The Albanese government could save the budget billions of dollars by winding back generous superannuation benefits that effectively produce “taxpayer-funded inheritance schemes” for the wealthy, a new Grattan Institute report argues.
The “super savings” report says such tax breaks now cost $45bn a year, or 2% of GDP, and will soon exceed the age pension costs. Two-thirds of the breaks go to the top 20% of income earners who typically are already saving enough for retirement.
“Much of the boost to super balances from tax breaks is never spent,” it said. “By 2060, one-third of all withdrawals from super will be via bequests – up from one-fifth today.”
Brendan Coates, one of the report’s authors, said the projected huge federal budget deficits and mounting demands for more spending on the NDIS, defence and other programs gave urgency to reining in “unfair and unsustainable” super benefits.
“Our super tax breaks have been too generous for a long time,” Coates said.
The biggest changes were introduced by then treasurer Peter Costello in 2006 and “both sides of politics have been gradually chipping away at the tax breaks ever since,” he said.
The 10 recommended changes include raising the so-called division 293 tax on super contributions from high earners from 30% to 35%, and cutting the annual income threshold at which this tax applies from $250,000 to $220,000. The budget would reap $1.1bn a year from the change.
To make the scheme more equitable, the low-income superannuation tax offset should be extended to those earning as much as $45,000 a year, up from $37,000 now. That change could cost $530m annually.
The Albanese government drew the ire of some investor groups and media pundits in February when it announced earnings on super balances above $3m would be taxed at a rate of 30%, up from the current 15%, starting in July 2025. The shadow treasurer, Angus Taylor, criticised the move as an “attack on middle Australia”, while the opposition leader, Peter Dutton, has promised to repeal it if the Coalition wins office.
The public’s response to that move – which is expected to affect about 80,000 people initially – was “actually heartening” and should encourage the government to go further, Coates said. “Polling of that change shows it has been wildly popular despite intense media commentary.”
The treasurer, Jim Chalmers, is busy preparing his second budget – to be released on 9 May. At the end of last year, the underlying cash deficit for the 2022-23 year was expected to be almost $37bn with the annual shortfall rising to about $50bn in 2024-25 and 2025-26.
Treasury officials are understood to have listened respectfully to the proposals but for now are sticking to the tax changes already planned for the $3m-plus super accounts.
Other changes proposed by the Grattan report include reducing the pre-tax contributions cap to $20,000 a year, from $27,500.
The move would save the budget $1.6bn a year by trimming voluntary contributions typically made by older people with already-high balances. Men also typically benefit much more than women.
Provisions that allow co-contributions and carry-forward provisions, intended to encourage catch-up payments, instead “facilitate tax minimisation and should be abolished” it said. Savings to the budget would be about $1.1bn a year.

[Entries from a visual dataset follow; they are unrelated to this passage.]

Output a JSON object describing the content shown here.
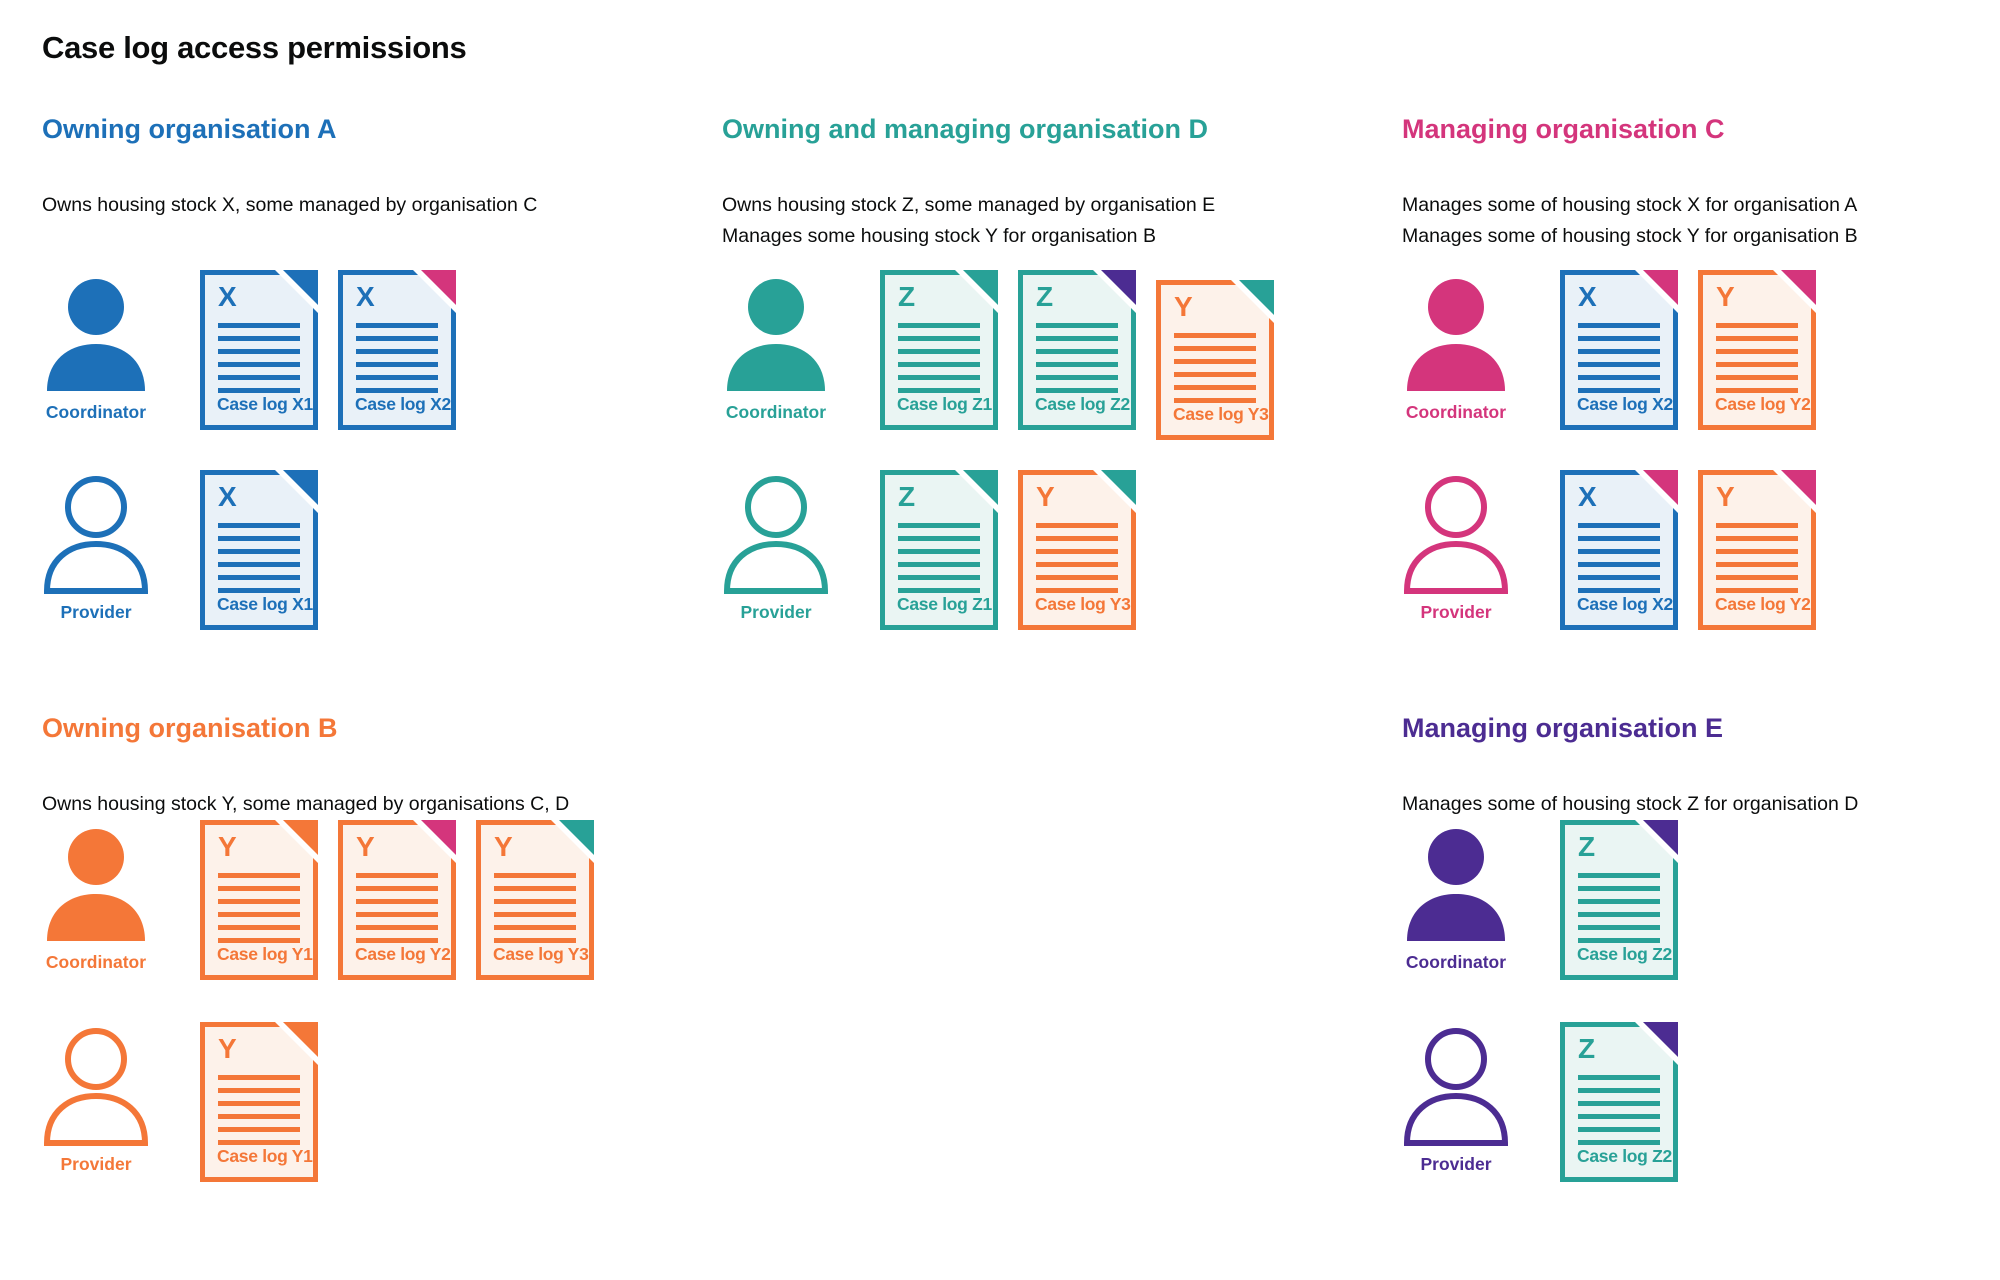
{
  "title": "Case log access permissions",
  "palette": {
    "blue": {
      "main": "#1d70b8",
      "tint": "#e9f1f8"
    },
    "teal": {
      "main": "#28a197",
      "tint": "#eaf5f3"
    },
    "orange": {
      "main": "#f47738",
      "tint": "#fdf2ea"
    },
    "pink": {
      "main": "#d4357c",
      "tint": "#fbeaf2"
    },
    "purple": {
      "main": "#4c2c92",
      "tint": "#ece8f4"
    },
    "text": "#0b0c0c"
  },
  "sections": [
    {
      "id": "org-a",
      "color": "blue",
      "heading": "Owning organisation A",
      "description": [
        "Owns housing stock X, some managed by organisation C"
      ],
      "rows": [
        {
          "role": "Coordinator",
          "person_style": "filled",
          "docs": [
            {
              "letter": "X",
              "label": "Case log X1",
              "color": "blue",
              "fold": "blue"
            },
            {
              "letter": "X",
              "label": "Case log X2",
              "color": "blue",
              "fold": "pink"
            }
          ]
        },
        {
          "role": "Provider",
          "person_style": "outline",
          "docs": [
            {
              "letter": "X",
              "label": "Case log X1",
              "color": "blue",
              "fold": "blue"
            }
          ]
        }
      ]
    },
    {
      "id": "org-d",
      "color": "teal",
      "heading": "Owning and managing organisation D",
      "description": [
        "Owns housing stock Z, some managed by organisation E",
        "Manages some housing stock Y for organisation B"
      ],
      "rows": [
        {
          "role": "Coordinator",
          "person_style": "filled",
          "docs": [
            {
              "letter": "Z",
              "label": "Case log Z1",
              "color": "teal",
              "fold": "teal"
            },
            {
              "letter": "Z",
              "label": "Case log Z2",
              "color": "teal",
              "fold": "purple"
            },
            {
              "letter": "Y",
              "label": "Case log Y3",
              "color": "orange",
              "fold": "teal",
              "offset_down": true
            }
          ]
        },
        {
          "role": "Provider",
          "person_style": "outline",
          "docs": [
            {
              "letter": "Z",
              "label": "Case log Z1",
              "color": "teal",
              "fold": "teal"
            },
            {
              "letter": "Y",
              "label": "Case log Y3",
              "color": "orange",
              "fold": "teal"
            }
          ]
        }
      ]
    },
    {
      "id": "org-c",
      "color": "pink",
      "heading": "Managing organisation C",
      "description": [
        "Manages some of housing stock X for organisation A",
        "Manages some of housing stock Y for organisation B"
      ],
      "rows": [
        {
          "role": "Coordinator",
          "person_style": "filled",
          "docs": [
            {
              "letter": "X",
              "label": "Case log X2",
              "color": "blue",
              "fold": "pink"
            },
            {
              "letter": "Y",
              "label": "Case log Y2",
              "color": "orange",
              "fold": "pink"
            }
          ]
        },
        {
          "role": "Provider",
          "person_style": "outline",
          "docs": [
            {
              "letter": "X",
              "label": "Case log X2",
              "color": "blue",
              "fold": "pink"
            },
            {
              "letter": "Y",
              "label": "Case log Y2",
              "color": "orange",
              "fold": "pink"
            }
          ]
        }
      ]
    },
    {
      "id": "org-b",
      "color": "orange",
      "heading": "Owning organisation B",
      "description": [
        "Owns housing stock Y, some managed by organisations C, D"
      ],
      "rows": [
        {
          "role": "Coordinator",
          "person_style": "filled",
          "docs": [
            {
              "letter": "Y",
              "label": "Case log Y1",
              "color": "orange",
              "fold": "orange"
            },
            {
              "letter": "Y",
              "label": "Case log Y2",
              "color": "orange",
              "fold": "pink"
            },
            {
              "letter": "Y",
              "label": "Case log Y3",
              "color": "orange",
              "fold": "teal"
            }
          ]
        },
        {
          "role": "Provider",
          "person_style": "outline",
          "docs": [
            {
              "letter": "Y",
              "label": "Case log Y1",
              "color": "orange",
              "fold": "orange"
            }
          ]
        }
      ]
    },
    {
      "id": "org-e",
      "color": "purple",
      "heading": "Managing organisation E",
      "description": [
        "Manages some of housing stock Z for organisation D"
      ],
      "rows": [
        {
          "role": "Coordinator",
          "person_style": "filled",
          "docs": [
            {
              "letter": "Z",
              "label": "Case log Z2",
              "color": "teal",
              "fold": "purple"
            }
          ]
        },
        {
          "role": "Provider",
          "person_style": "outline",
          "docs": [
            {
              "letter": "Z",
              "label": "Case log Z2",
              "color": "teal",
              "fold": "purple"
            }
          ]
        }
      ]
    }
  ]
}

The report said all super earnings in retirement should be taxed at 15%, as they are before people retire. Such a change would save the budget $5.3bn annually.
Coates said warnings that changing super conditions would alter people’s retirement plans were exaggerated.
“We change tax rates on personal income all the time,” he said, adding that the proposed changes would bring superannuation back in line with its original purpose. “This isn’t about blowing up the system.”